When I first started having panic attacks, first experienced that all-consuming terror, I wondered why it was all so damned familiar. I couldn’t comprehend why I felt like I knew this, recognised it… WHY? And then I realized that I had felt like this before; for all the years that I was abused I felt this constant terror, in a muted sense. It got to the point where I was utterly used to it, similar to how you become habituated to the whirring of the fan or the sound of the rain. It was there, but I didn’t really notice, almost took it for granted. It’s been there ever since, and last night it all blew up in my face. Again. Suddenly I was four years old again, and totally immobilized by abject terror. I took my Ativan, but it didn’t seem to be working. It was still there, spreading slowly through my mind, causing me to shake with such force that my muscles were aching with the strain of it.

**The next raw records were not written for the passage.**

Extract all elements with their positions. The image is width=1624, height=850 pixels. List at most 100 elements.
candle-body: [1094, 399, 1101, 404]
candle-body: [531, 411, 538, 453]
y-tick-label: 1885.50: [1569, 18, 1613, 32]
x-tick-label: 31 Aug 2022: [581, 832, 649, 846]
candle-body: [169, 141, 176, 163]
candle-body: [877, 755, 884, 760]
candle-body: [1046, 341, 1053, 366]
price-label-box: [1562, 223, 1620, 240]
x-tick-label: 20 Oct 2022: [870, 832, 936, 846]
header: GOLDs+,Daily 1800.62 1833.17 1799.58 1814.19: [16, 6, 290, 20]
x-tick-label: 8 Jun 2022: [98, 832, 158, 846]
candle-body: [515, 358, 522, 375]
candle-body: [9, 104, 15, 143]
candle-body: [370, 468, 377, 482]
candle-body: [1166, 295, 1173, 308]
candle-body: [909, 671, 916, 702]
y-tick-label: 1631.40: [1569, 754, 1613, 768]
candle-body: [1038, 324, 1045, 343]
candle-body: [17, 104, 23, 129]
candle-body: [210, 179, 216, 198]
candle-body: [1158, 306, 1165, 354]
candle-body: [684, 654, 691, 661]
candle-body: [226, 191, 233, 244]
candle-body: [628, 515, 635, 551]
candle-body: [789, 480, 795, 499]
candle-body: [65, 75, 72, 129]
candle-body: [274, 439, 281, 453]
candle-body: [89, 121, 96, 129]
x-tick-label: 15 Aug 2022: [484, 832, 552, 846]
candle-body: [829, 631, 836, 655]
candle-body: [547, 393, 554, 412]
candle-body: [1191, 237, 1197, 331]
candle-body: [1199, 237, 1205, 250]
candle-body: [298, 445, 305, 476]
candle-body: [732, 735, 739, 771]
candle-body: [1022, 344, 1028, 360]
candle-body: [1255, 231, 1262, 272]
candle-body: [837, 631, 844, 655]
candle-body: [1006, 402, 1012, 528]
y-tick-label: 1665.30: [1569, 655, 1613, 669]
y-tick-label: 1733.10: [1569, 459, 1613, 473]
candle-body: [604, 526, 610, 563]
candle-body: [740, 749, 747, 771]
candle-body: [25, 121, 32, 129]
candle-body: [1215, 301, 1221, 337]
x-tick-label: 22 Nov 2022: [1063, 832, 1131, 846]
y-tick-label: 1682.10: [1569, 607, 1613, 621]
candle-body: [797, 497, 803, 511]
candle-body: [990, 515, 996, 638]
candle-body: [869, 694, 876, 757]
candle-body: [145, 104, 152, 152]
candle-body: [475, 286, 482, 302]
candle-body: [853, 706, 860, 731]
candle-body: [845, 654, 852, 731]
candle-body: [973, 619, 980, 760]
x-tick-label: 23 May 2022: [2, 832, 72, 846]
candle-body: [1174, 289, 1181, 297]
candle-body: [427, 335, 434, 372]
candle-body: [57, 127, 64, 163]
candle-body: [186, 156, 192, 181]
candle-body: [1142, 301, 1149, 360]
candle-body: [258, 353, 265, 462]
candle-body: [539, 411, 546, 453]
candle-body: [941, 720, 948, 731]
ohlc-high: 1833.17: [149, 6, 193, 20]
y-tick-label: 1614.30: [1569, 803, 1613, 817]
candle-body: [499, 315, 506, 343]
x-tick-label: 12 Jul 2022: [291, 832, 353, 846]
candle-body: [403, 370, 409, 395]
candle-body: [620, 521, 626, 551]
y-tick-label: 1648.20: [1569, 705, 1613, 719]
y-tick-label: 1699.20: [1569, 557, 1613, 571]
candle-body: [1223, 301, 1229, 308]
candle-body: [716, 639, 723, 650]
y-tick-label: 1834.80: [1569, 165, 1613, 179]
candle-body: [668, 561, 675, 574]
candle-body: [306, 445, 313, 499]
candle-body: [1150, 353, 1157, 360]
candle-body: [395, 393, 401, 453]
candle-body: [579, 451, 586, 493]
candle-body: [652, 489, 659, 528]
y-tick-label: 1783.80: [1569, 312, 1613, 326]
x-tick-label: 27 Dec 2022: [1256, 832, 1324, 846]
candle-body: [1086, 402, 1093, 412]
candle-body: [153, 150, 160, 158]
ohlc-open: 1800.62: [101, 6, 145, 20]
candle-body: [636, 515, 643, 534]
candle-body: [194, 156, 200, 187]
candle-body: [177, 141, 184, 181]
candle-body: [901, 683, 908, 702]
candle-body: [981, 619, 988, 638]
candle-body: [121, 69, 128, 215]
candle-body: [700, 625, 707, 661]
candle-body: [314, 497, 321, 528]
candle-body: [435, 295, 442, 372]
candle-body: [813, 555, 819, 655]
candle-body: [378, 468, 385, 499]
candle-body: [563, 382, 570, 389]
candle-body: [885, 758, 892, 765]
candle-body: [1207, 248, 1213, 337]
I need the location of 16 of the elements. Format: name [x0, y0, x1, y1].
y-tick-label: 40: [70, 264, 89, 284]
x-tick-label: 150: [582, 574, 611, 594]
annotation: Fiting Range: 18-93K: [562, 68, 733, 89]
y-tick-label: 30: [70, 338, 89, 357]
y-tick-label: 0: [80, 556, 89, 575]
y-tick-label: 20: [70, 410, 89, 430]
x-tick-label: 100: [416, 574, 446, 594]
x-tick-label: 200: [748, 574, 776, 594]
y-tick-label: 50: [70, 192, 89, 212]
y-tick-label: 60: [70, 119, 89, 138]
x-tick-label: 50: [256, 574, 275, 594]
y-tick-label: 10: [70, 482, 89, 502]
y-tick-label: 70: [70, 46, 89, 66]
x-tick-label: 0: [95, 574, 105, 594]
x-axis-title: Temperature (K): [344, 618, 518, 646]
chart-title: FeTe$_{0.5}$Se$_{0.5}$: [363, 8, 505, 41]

Then I remembered the words, the only antidote to mental suffering is physical pain, so I dug my fingernails deep into my skin. I hoped that I could focus on the pain, that I could somehow start to breathe again, that I would survive. And I can’t help but think that it’s not fair… I shouldn’t have to live like this. Ambushed by fear I can’t see or name. The kind of thing that creeps in at 4 am when sleep would be such sweet relief, but closing my eyes just isn’t an option.
This is the aftermath of child abuse that nobody can truly understand unless they have been there themselves. How can you pick up the pieces of an ordinary life you never really knew? How do you move on? It’s been so many years. I wish I could say, “I am OK,” but I can’t. It is a long, difficult road to being OK.
I hate being this person. I hate living on this roller coaster, with no warning when the track is going to plunge into darkness. I hate not being able to breathe, not being able to see clearly, not being able to believe that things will ever get better. I hate that I sound like this. I hate that I am ashamed to write these words. I hate that I’m afraid someone will find out.
What if I really am worthless and unlovable?